Dennoch spazierte er gerne durch die weihnachtlich geschmückten Straßen. Denn es gab ihm ein wenig von dem Gefühl zurück, das ihm seine Mutter stets vermitteln wollte und gegen das er sich als Kind und später als rebellischer Jugendlicher vehement gewehrt hatte. Auch wenn er sich beharrlich gegen diese Art von Emotionen sträubte, etwas ganz tief in ihm drin, vermisste dieses gewisse Vertraute aus seinen Kindertagen.

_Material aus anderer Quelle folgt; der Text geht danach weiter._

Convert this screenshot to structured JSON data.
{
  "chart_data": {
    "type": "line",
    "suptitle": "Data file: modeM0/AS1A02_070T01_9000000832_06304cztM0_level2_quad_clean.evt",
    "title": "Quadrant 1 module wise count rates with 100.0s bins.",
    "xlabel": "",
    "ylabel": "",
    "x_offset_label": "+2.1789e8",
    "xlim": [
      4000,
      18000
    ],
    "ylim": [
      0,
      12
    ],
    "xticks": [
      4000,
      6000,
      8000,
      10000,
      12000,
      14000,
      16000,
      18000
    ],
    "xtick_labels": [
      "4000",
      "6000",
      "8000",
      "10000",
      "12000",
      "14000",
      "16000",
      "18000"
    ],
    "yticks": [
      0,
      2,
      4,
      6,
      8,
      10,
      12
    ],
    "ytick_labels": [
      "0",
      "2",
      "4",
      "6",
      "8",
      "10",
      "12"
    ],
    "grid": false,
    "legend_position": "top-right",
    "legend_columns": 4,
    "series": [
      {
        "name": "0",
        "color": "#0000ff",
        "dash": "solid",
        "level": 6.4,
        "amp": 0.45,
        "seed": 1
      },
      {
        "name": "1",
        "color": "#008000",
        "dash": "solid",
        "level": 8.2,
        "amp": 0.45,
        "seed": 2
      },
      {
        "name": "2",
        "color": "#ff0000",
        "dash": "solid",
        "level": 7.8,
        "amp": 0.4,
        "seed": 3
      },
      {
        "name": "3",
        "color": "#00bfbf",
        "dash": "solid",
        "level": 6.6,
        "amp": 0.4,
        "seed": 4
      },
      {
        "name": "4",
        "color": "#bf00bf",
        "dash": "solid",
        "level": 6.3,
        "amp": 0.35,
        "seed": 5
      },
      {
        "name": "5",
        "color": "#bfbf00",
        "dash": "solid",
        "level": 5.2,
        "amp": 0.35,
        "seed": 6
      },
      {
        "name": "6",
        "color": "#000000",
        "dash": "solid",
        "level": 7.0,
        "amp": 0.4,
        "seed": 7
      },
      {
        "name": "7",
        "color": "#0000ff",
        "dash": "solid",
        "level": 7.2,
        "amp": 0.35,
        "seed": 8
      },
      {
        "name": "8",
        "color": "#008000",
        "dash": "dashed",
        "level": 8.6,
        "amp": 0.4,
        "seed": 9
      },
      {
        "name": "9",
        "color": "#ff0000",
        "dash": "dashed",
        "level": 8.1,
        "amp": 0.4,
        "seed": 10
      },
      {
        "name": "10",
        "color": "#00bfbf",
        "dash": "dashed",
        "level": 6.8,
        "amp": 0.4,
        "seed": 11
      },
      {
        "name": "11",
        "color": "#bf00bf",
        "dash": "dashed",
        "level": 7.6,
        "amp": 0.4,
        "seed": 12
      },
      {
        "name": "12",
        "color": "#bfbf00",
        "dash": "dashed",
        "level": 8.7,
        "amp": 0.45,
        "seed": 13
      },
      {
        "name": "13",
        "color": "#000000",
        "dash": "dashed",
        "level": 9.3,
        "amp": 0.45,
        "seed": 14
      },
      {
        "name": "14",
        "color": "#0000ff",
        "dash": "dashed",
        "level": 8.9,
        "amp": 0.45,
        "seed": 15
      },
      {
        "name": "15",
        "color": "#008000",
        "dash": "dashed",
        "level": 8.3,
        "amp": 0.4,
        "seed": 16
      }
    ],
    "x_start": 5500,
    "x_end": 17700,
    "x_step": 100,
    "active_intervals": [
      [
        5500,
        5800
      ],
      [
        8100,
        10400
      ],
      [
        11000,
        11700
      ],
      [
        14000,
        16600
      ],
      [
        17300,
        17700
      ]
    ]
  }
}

Als Alleinerziehende hatte sie es wahrlich nicht leicht. Zudem machte er es ihr in seinen wilden Jugendjahren, in denen er gegen alles und jeden aufbegehrte zusätzlich um ein vielfaches schwerer. Für Connor war das spießige Leben seiner Mutter lediglich ein lästiges Gräuel gewesen, aus dem er sich, gänzlich in sein egoistisches Verhalten gefangen, zu befreien hatte. So manches Mal erweckte der alljährliche Fröhlichkeitszwang seiner Mutter auch den Verdacht in ihm, dass sie einen Ausgleich für das Fehlen eines Vaters, der sich noch vor Connors Geburt aus dem Staub gemacht hatte, schaffen wollte. Was es bedeutete, auf sich allein gestellt zu sein, hatte er relativ schnell erkannt, nachdem er sein Elternhaus verlassen hatte. Erst viel später, als er allein durch das nächtliche Augsburg wanderte, während alle anderen Menschen in ihren wohligen, beheizten Wohnungen mit ihren Lieben feierten, lernte er die Behaglichkeit eines Zuhauses zu schätzen. Doch da war es bereits zu spät.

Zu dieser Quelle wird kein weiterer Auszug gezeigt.